3 位置の悲しみ(2003/9/11)


 わたしは二歳下の妹と二人兄妹でいわゆる「長男」だ。本家の「長男」でもあり、叔父や叔母にも可愛がられていたと思う。経済的には恵まれていなかったかもしれないが、自分に対する愛情が少なかったと思ったことはない。

 叔母の一人は三人の娘を産んだ。その三人の従妹たちを幼い頃からよく遊んであげたが、真ん中の子が親の愛情にあまり恵まれていないと思っていた。同じ悪さをしても真ん中の子ばかりがきつく叱られている。それはまだ小学生だったわたし固有の認識ではなく、わたしの両親や他の親族にも共通した意見だった。「ちょっとあの子にばかり厳しくないか?」と叔母たちが意見されている光景を見た記憶がある。それはわたしがその子を自転車の後部に乗せていて、足の指が後輪のスポークに当たって怪我をさせてしまったことが発端だった。青ざめて謝るわたしを叔母夫婦は責めず、「おまえが不注意だからだ」とその子ばかりを責めた。怪我をさせたこと以上にわたしにはそれがつらかった。あまりにも理不尽に見えた。

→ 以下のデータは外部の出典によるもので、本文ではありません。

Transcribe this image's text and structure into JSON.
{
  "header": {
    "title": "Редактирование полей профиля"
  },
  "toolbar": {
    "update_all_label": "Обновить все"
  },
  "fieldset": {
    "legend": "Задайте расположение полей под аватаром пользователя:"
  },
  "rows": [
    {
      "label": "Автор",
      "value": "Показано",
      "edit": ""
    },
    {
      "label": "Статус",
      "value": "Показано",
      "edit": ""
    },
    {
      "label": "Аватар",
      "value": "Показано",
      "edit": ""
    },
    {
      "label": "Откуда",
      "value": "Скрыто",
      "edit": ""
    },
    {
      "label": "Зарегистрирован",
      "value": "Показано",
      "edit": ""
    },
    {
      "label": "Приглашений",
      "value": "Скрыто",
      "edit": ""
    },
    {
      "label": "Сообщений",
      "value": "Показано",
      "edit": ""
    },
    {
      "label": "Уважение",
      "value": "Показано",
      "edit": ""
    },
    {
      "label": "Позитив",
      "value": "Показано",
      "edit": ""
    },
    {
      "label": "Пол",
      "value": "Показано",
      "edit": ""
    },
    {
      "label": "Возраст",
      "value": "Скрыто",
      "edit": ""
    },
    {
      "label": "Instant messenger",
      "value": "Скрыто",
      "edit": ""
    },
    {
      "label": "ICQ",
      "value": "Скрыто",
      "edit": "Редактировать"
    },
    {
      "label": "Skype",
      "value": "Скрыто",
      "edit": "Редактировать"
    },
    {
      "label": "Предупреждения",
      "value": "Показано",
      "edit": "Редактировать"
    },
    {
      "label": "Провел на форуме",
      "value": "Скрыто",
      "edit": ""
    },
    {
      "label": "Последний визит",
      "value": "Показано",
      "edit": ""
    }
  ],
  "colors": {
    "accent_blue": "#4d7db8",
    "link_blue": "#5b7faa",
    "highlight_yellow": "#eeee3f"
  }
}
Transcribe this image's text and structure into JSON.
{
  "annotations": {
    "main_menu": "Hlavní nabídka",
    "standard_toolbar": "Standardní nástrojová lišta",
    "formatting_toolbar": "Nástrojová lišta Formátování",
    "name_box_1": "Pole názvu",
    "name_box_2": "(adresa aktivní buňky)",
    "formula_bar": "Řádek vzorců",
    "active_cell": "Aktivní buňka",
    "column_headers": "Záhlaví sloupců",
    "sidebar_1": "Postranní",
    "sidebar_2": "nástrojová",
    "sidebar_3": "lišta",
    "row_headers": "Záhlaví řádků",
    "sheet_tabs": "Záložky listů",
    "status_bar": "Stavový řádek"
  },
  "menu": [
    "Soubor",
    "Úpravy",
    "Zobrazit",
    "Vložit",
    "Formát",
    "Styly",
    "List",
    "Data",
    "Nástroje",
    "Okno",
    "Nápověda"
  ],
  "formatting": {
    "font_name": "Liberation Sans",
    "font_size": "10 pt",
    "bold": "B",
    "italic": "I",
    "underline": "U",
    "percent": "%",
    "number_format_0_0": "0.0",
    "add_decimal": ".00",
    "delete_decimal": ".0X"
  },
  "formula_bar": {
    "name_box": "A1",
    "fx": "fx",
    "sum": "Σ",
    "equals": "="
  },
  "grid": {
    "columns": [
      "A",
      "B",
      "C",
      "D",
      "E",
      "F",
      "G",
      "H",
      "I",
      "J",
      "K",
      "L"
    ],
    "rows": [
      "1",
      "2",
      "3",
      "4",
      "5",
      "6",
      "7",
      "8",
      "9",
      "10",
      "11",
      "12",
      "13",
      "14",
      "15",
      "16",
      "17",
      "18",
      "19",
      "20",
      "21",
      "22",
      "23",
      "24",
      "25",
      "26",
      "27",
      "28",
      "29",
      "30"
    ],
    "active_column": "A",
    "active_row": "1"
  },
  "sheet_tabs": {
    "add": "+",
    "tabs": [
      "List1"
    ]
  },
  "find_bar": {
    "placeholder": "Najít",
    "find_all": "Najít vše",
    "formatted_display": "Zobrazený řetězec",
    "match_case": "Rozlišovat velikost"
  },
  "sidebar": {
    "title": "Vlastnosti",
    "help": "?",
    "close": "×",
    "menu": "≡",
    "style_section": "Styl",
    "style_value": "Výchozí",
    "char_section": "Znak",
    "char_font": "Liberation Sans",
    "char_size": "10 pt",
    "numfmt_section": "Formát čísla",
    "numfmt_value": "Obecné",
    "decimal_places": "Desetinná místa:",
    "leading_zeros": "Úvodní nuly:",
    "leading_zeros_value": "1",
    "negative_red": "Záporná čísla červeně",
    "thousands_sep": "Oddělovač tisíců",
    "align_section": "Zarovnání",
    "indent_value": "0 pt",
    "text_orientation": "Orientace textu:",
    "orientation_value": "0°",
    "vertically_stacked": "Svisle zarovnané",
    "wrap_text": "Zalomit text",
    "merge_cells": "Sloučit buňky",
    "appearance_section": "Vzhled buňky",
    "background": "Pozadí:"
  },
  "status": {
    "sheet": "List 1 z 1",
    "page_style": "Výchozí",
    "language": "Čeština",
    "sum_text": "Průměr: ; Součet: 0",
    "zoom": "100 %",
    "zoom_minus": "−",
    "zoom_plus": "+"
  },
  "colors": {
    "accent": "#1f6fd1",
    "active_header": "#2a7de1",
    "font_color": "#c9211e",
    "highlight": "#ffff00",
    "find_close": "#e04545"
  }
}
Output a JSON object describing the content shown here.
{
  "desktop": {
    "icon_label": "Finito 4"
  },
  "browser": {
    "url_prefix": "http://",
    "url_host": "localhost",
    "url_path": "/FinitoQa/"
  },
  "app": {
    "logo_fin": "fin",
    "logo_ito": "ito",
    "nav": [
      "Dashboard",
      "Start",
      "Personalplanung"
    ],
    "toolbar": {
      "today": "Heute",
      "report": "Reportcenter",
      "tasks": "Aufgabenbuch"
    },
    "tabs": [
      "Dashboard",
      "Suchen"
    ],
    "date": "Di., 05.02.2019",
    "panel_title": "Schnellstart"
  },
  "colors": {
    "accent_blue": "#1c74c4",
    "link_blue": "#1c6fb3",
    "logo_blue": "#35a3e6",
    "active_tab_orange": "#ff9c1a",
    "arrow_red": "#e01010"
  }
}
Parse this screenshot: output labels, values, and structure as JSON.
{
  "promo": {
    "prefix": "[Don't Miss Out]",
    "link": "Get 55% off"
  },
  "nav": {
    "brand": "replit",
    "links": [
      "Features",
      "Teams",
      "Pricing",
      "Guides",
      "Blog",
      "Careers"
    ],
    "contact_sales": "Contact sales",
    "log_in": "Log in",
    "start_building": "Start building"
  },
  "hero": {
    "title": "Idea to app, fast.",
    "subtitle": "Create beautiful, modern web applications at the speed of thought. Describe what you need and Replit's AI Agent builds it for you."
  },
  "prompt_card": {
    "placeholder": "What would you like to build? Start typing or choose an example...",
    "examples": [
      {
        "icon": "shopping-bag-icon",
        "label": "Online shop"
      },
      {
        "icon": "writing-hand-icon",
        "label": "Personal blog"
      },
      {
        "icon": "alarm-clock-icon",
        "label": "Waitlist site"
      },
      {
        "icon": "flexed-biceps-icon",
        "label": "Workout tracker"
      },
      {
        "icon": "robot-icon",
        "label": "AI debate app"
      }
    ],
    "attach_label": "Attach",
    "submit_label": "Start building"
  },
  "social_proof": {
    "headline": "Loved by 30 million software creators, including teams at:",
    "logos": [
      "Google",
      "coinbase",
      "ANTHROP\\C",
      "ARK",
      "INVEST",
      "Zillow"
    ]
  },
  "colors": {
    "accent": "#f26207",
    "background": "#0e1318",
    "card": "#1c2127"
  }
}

 位置の悲しみ。それは或る固有の時期の問題かもしれない。後年その子は親と一番仲がよいぐらいになったからだ。しかしこれはやはり幸福なケースでそのまま歪んでしまうことのほうが多いのかもしれない。怪我の痛みと叱責で泣き続けるその子の姿がほんとうにひとりぼっちに見えたことを今でもありありと思いだす。

 後年彼女は運命の皮肉というのか三人の男の子の母親になった。しかも真ん中の男の子は言葉や発育が遅かった。わたしのなかには不安が生まれた。

 「おとうさん(従妹の主人)は可愛がってくれるかい?」
 「おとうさんが大好きなの。」
 わたしはほっとした。しかし彼女の言葉はそこで終わらなかった。
 「でもおとうさんはあまり相手にしてくれないんだ。」
 やはりそうなのかと思い、無邪気に走り回るその男の子を見つめた。
 「おれが言うようなことじゃないかもしれないけど、あの子の気持ちはおまえが一番わかるはずだから大事にしてあげてほしいな。」
 「うん、わかってるよ。」

 事は単純ではなく、逆差別にもつながるかもしれない。それでも、その男の子がひとりぼっちで泣いている姿は見たくないと切実に思った。